The automaker's always in trouble.
It looks like Volkswagen can't catch a break with its diesel engines scandal. The United States Department of Justice has just announced that it will be filing suit against the Volkswagen Group for software used to cheat emissions tests, found in vehicles from VW, Audi and Porsche. The Department of Justice filed the suit on behalf of the Environmental Protection Agency, naming Volkswagen, Audi, Porsche and each of the automaker's US divisions as defendants.
The suit states that nearly 600,000 diesels were sold in the US with a defeat device, which allowed the vehicles to pass emissions testing while still emitting harmful and illegal amounts of pollutants. Assistant Attorney General John C. Cruden for the Justice Department's Environment and Natural Resources Division believes that VW needs to redress its wrongdoings. "Car manufacturers that fail to properly certify their cars and that defeat emission control systems breach the public trust, endanger public health and disadvantage competitors," stated Cruden. "The United States will pursue all appropriate remedies against Volkswagen to redress the violations of our nation's clean air laws alleged in the complaint."

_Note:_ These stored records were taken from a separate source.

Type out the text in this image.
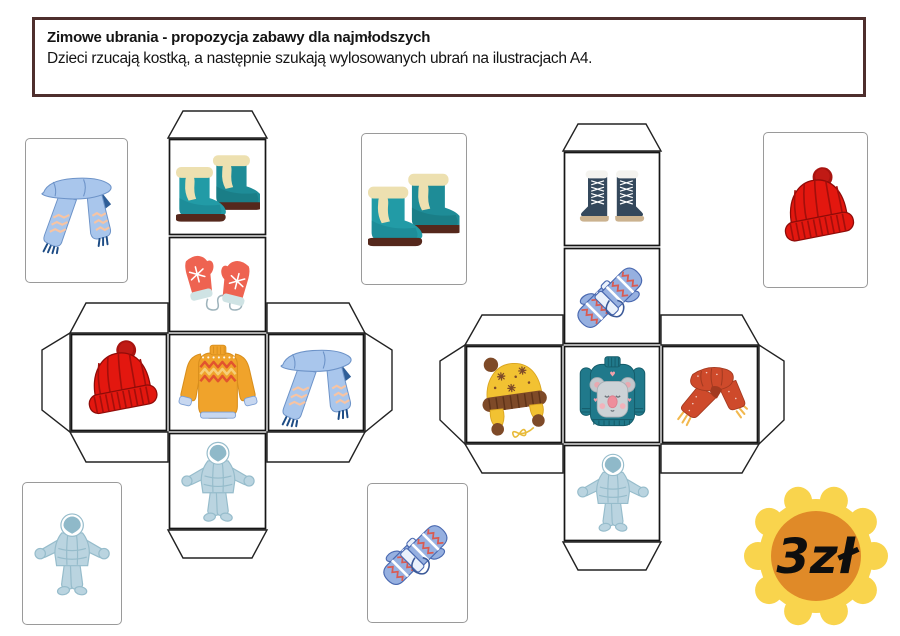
Zimowe ubrania - propozycja zabawy dla najmłodszych
Dzieci rzucają kostką, a następnie szukają wylosowanych ubrań na ilustracjach A4.
3zł
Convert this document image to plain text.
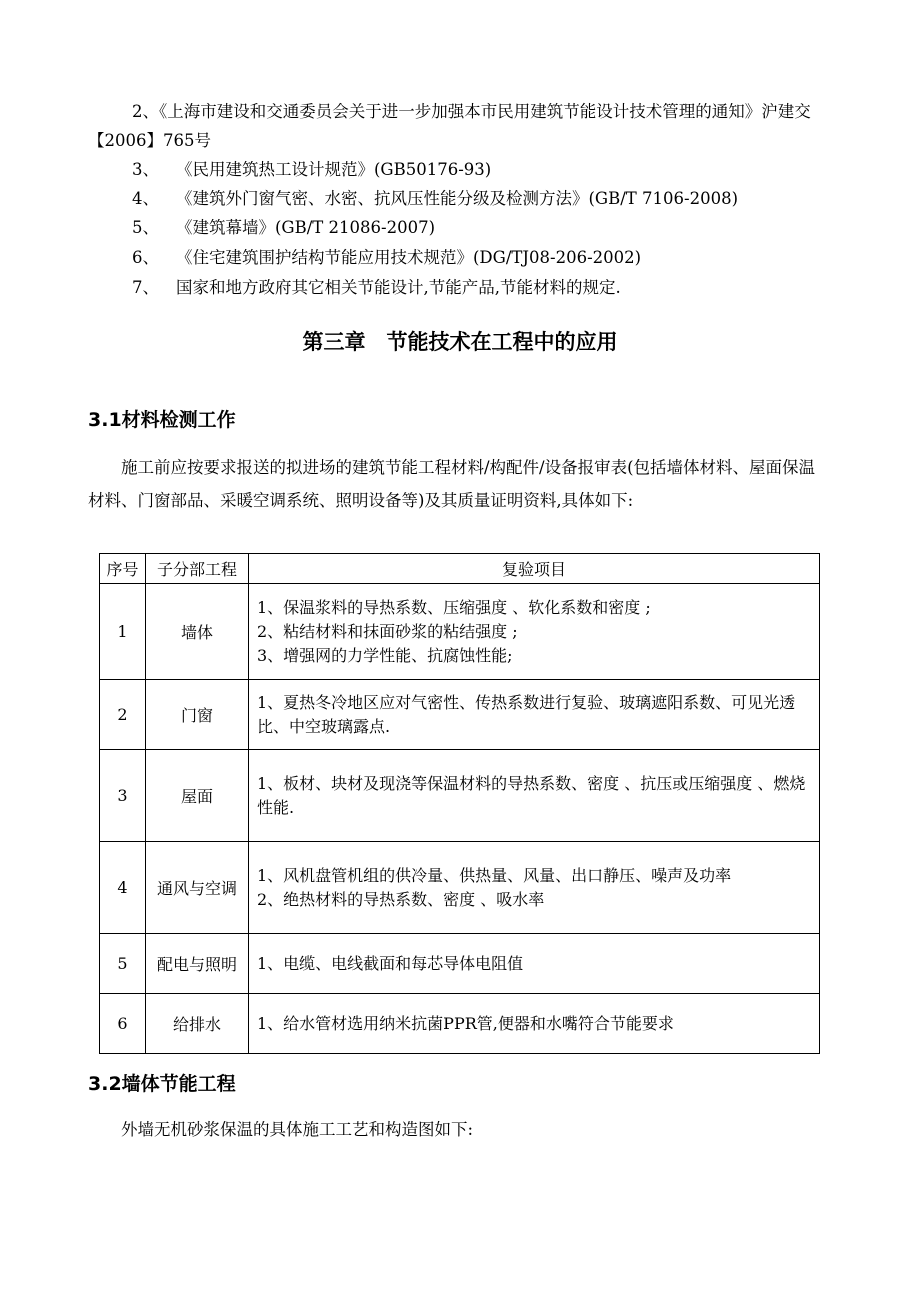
2、《上海市建设和交通委员会关于进一步加强本市民用建筑节能设计技术管理的通知》沪建交【2006】765号
3、 《民用建筑热工设计规范》(GB50176-93)
4、 《建筑外门窗气密、水密、抗风压性能分级及检测方法》(GB/T 7106-2008)
5、 《建筑幕墙》(GB/T 21086-2007)
6、 《住宅建筑围护结构节能应用技术规范》(DG/TJ08-206-2002)
7、 国家和地方政府其它相关节能设计,节能产品,节能材料的规定.
第三章　节能技术在工程中的应用
3.1材料检测工作
施工前应按要求报送的拟进场的建筑节能工程材料/构配件/设备报审表(包括墙体材料、屋面保温材料、门窗部品、采暖空调系统、照明设备等)及其质量证明资料,具体如下:
序号	子分部工程	复验项目
1	墙体	1、保温浆料的导热系数、压缩强度 、软化系数和密度 ;
2、粘结材料和抹面砂浆的粘结强度 ;
3、增强网的力学性能、抗腐蚀性能;

2	门窗	1、夏热冬冷地区应对气密性、传热系数进行复验、玻璃遮阳系数、可见光透比、中空玻璃露点.

3	屋面	1、板材、块材及现浇等保温材料的导热系数、密度 、抗压或压缩强度 、燃烧性能.

4	通风与空调	1、风机盘管机组的供冷量、供热量、风量、出口静压、噪声及功率
2、绝热材料的导热系数、密度 、吸水率

5	配电与照明	1、电缆、电线截面和每芯导体电阻值

6	给排水	1、给水管材选用纳米抗菌PPR管,便器和水嘴符合节能要求
3.2墙体节能工程
外墙无机砂浆保温的具体施工工艺和构造图如下:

The suit comes at a time when VW was supposed to find a solution to its effected vehicles. Assistant Administrator Cynthia Giles of the EPA's Office of Enforcement and Compliance Assurance stated, "so far, recall discussions with the company have not produced an acceptable way forward. These discussions will continue in parallel with the federal court action." The suit names roughly 500,000 2.0-liter TDI-powered VW models from 2009 to 2015 and approximately 85,000 3.0-liter TDI models from VW, Audi and Porsche as having violated US environmental regulations. The suit allows the Department of Justice to hit VW with monetary civil penalties, but no dollar amount was specified.